佐藤允彦をこの連載に引っ張り出してこなければならないと思ったのは、次の一文を見つけたからだった。

「この衝撃が私のその後の音楽の方向を決めたのだと思っている」(引用:佐藤允彦『すっかり丸くおなりになって…』1997年、メーザー・ハウス刊)

時は1966年5月。その年の9月からバークリー音楽大学への留学が決まっていた彼は、「しばらく戻れないから日本らしいところを見ておこう、と奈良や京都に旅をしたり、美術館めぐりをする日々を送っていた」(引用:同前)という。

奈良や京都、美術館という目的地に、留学への準備や予習的な意味はなかったのだろう。アメリカでは味わえなくなる“日本らしさ”に浸り、ホームシックを紛らわせるための手立てにできれば、ぐらいの気持ちだったのだと思う。

そんななか、人生の進路を変えるほどの“衝撃”を受けるものに出逢ってしまったのだ。

それは、5月1、2、4日の3日間、東京・日生劇場で開催された、現代音楽祭〈オーケストラル・スペース〉と題されたコンサートだった。

佐藤允彦はライヴ盤のLPレコードを手に回想しながら原稿を書いていたようだが、その音源はCD化もされていて、現在でも手に入る。

収録されているのは、『オーケストラとピアノのための「弧」第1部』(作曲:武満徹)、『ピアノのための「クロマモルフ」2番』(作曲:高橋悠治)、『オーケストラと磁気テープのための「ライフ・ミュージック」』(作曲:一柳慧)、『2つのフルートのための「相即相入」』(作曲:湯浅譲二)で、指揮:小澤征爾/若杉弘、演奏:読売日本交響楽団、ピアノ:高橋悠治、フルート:吉田雅夫/野口竜という出演者が名を連ねている。

また、このコンサートでは「リゲティ、クセナキス、ケージ、ペンデレツキ、ライヒなどの作品を日本に紹介した」(*)とあるので、現代音楽の“イースト・ミーツ・ウエスト”を具現した画期的なイヴェントだったことがうかがえる。
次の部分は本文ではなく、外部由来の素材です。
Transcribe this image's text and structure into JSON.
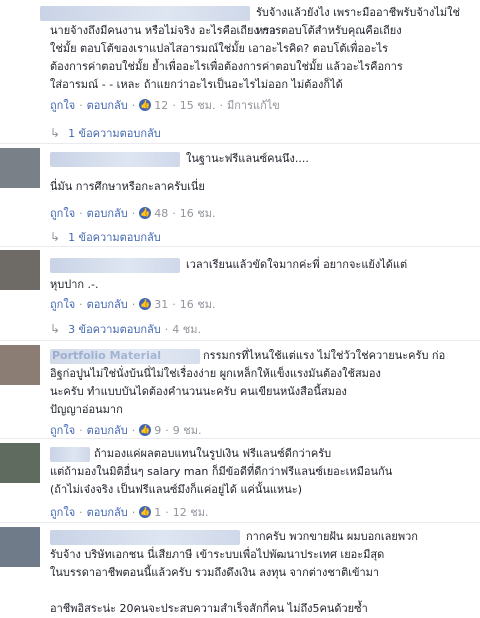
{
  "comments": [
    {
      "text_first": "รับจ้างแล้วยังไง เพราะมืออาชีพรับจ้างไม่ใช่หรอ",
      "text_rest": "นายจ้างถึงมีคนงาน หรือไม่จริง อะไรคือเถียง การตอบโต้สำหรับคุณคือเถียง\nใช่มั้ย ตอบโต้ของเราแปลไสอารมณ์ใช่มั้ย เอาอะไรคิด? ตอบโต้เพื่ออะไร\nต้องการค่าตอบใช่มั้ย ย้ำเพื่ออะไรเพื่อต้องการค่าตอบใช่มั้ย แล้วอะไรคือการ\nใส่อารมณ์ - - เหละ ถ้าแยกว่าอะไรเป็นอะไรไม่ออก ไม่ต้องก็ได้",
      "like": "ถูกใจ",
      "reply": "ตอบกลับ",
      "likes": "12",
      "time": "15 ชม.",
      "edited": "มีการแก้ไข",
      "replies": "1 ข้อความตอบกลับ"
    },
    {
      "text_first": "ในฐานะฟรีแลนซ์คนนึง....",
      "text_rest": "นี่มัน การศึกษาหรือกะลาครับเนี่ย",
      "like": "ถูกใจ",
      "reply": "ตอบกลับ",
      "likes": "48",
      "time": "16 ชม.",
      "replies": "1 ข้อความตอบกลับ"
    },
    {
      "text_first": "เวลาเรียนแล้วขัดใจมากค่ะพี่ อยากจะแย้งได้แต่",
      "text_rest": "หุบปาก .-.",
      "like": "ถูกใจ",
      "reply": "ตอบกลับ",
      "likes": "31",
      "time": "16 ชม.",
      "replies": "3 ข้อความตอบกลับ",
      "replies_time": "4 ชม."
    },
    {
      "name_partial": "Portfolio Material",
      "text_first": "กรรมกรที่ไหนใช้แต่แรง ไม่ใช่วัวใช่ควายนะครับ ก่อ",
      "text_rest": "อิฐก่อปูนไม่ใช่นั่งบ้นนี่ไม่ใช่เรื่องง่าย ผูกเหล็กให้แข็งแรงมันต้องใช้สมอง\nนะครับ ทำแบบบันไดต้องคำนวนนะครับ คนเขียนหนังสือนี้สมอง\nปัญญาอ่อนมาก",
      "like": "ถูกใจ",
      "reply": "ตอบกลับ",
      "likes": "9",
      "time": "9 ชม."
    },
    {
      "text_first": "ถ้ามองแค่ผลตอบแทนในรูปเงิน ฟรีแลนซ์ดีกว่าครับ",
      "text_rest": "แต่ถ้ามองในมิติอื่นๆ salary man ก็มีข้อดีที่ดีกว่าฟรีแลนซ์เยอะเหมือนกัน\n(ถ้าไม่เจ๋งจริง เป็นฟรีแลนซ์มึงก็แค่อยู่ได้ แค่นั้นแหนะ)",
      "like": "ถูกใจ",
      "reply": "ตอบกลับ",
      "likes": "1",
      "time": "12 ชม."
    },
    {
      "text_first": "กากครับ พวกขายฝัน ผมบอกเลยพวก",
      "text_rest": "รับจ้าง บริษัทเอกชน นี่เสียภาษี เข้าระบบเพื่อไปพัฒนาประเทศ เยอะมีสุด\nในบรรดาอาชีพตอนนี้แล้วครับ รวมถึงดึงเงิน ลงทุน จากต่างชาติเข้ามา\n\nอาชีพอิสระน่ะ 20คนจะประสบความสำเร็จสักกี่คน ไม่ถึง5คนด้วยซ้ำ"
    }
  ]
}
「このサウンドは何だ?こういう世界があるのに、今からジャズの勉強で何年も費やすのは正解なのだろうか?」(引用:前掲書)

佐藤允彦がここで「ジャズの勉強」と言っているのは、“アメリカ由来のジャズの習得”だ。ある意味で、先に旅立った穐吉敏子や渡辺貞夫よりも、明治時代の職業ジャズメンに近い意識をもっていたのかもしれない。

そして彼は、その矛盾を抱えたまま、「ジャズの勉強」をするためにアメリカへ赴くが、そのころのエピソードは次回に。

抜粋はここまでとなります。